While back on their heifer comrades, the average of around €2.25/kg is up 25c/kg on the year, meaning the difference per head is even higher at €75 to €125.

In general, despite the big increase in throughput at marts, the overall average for heifers and bullocks sold this year is the same as the average for the top third of lots sold last year was.

The top third of lots this year are in the region of 25c to 30c higher than this average.

Fed cattle

The increase per head on fed cattle is much greater given the added weight difference.

Looking back at the same week in 2020, we see that bullocks of 600kg-plus averaged €2.01/kg, while heifers of the same weight averaged €2.12/kg.

In comparison, bullocks this year averaged €2.27/kg and heifers €2.34/kg.

For bullocks, this stands as a 26c differential on the year, or a massive €156 per head for a 600kg animal or €182 per head on a 700kg animal.

Similarly, for heifers, this is an increase of 23c on the year or €138 to €161 price difference per head.

The difference for fed cull cows isn’t as high, but prices for the top third of lots sold increased by 18c or the equivalent of nearly €120 per head on an average 650kg cow.


While it was predicted to see a big surge in weanling numbers at marts in July due to the strong prices, this didn’t come into fruition too much, with only a slight increase early in the month.
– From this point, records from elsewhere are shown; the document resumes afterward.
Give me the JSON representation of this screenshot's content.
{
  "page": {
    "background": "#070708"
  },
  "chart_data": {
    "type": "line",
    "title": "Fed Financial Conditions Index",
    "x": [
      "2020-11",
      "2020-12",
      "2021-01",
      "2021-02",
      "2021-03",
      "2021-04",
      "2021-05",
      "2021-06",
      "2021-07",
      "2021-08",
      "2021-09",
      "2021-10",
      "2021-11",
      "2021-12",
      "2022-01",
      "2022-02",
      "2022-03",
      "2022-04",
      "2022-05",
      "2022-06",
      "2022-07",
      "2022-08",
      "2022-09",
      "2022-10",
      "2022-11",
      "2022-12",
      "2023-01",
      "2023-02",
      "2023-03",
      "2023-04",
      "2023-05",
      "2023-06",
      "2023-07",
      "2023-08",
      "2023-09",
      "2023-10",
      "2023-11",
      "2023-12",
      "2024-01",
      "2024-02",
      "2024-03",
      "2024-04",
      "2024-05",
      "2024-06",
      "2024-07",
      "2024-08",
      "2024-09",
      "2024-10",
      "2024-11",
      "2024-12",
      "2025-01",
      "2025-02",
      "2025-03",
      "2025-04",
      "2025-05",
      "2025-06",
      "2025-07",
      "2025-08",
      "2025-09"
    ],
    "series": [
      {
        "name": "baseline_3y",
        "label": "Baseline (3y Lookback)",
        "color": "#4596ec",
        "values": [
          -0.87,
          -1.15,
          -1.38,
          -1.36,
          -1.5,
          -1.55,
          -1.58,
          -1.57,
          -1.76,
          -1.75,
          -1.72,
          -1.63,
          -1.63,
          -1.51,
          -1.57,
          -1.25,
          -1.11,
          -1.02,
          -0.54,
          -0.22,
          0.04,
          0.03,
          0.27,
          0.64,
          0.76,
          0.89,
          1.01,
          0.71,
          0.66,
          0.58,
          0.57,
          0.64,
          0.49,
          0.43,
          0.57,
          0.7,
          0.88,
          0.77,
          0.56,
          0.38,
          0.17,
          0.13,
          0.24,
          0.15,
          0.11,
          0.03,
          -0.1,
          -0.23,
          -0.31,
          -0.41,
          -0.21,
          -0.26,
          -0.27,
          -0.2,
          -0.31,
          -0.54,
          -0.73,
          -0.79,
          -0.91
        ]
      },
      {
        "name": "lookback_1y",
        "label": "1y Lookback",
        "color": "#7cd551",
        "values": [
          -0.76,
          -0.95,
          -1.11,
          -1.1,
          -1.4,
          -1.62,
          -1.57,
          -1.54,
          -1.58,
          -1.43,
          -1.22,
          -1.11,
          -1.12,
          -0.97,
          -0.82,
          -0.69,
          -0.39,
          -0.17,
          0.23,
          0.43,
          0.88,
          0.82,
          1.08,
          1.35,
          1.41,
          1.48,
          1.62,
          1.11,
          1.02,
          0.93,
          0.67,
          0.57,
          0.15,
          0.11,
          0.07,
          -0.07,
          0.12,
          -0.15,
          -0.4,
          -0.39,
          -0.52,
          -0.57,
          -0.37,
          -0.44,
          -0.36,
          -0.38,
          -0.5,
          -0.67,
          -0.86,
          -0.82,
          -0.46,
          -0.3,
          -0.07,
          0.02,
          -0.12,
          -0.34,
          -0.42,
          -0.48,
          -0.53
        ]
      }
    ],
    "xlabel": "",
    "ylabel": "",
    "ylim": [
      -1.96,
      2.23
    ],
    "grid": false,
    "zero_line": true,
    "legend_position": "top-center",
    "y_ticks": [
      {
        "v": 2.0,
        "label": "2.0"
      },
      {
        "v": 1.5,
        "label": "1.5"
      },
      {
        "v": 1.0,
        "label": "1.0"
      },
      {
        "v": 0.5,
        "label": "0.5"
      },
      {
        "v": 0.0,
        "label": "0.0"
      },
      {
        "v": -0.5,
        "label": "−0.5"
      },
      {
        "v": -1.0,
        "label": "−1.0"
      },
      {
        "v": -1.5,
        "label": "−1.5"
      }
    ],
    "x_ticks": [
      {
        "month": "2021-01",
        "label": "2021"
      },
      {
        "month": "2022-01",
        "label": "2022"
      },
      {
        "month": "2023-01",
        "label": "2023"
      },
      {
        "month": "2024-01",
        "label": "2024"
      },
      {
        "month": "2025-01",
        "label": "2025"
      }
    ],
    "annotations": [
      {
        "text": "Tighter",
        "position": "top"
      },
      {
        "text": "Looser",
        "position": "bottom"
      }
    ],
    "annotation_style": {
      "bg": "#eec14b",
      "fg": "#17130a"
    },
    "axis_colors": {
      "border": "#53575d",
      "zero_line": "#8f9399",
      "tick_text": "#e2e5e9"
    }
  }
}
That said, anything that did sell, sold well.

Weanling bulls in the most common bracket from 300kg to 400kg are up 18c/kg on the year.

This difference is even higher when compared with 2019 levels, with a 32c/kg difference.

This is a price increase of €96 to €128 per head in the last two years.

Heifer numbers were smaller, but still supplied significant data.

Here, we see prices rose by 19c/kg on the year and 31c/kg on 2019 figures.

This would lead to a similar price increase per head as their bull comrades.

Early heavier weanling bulls saw the biggest increase, with 23c/kg the difference between this year and last year, increasing to 41c/kg on two years ago.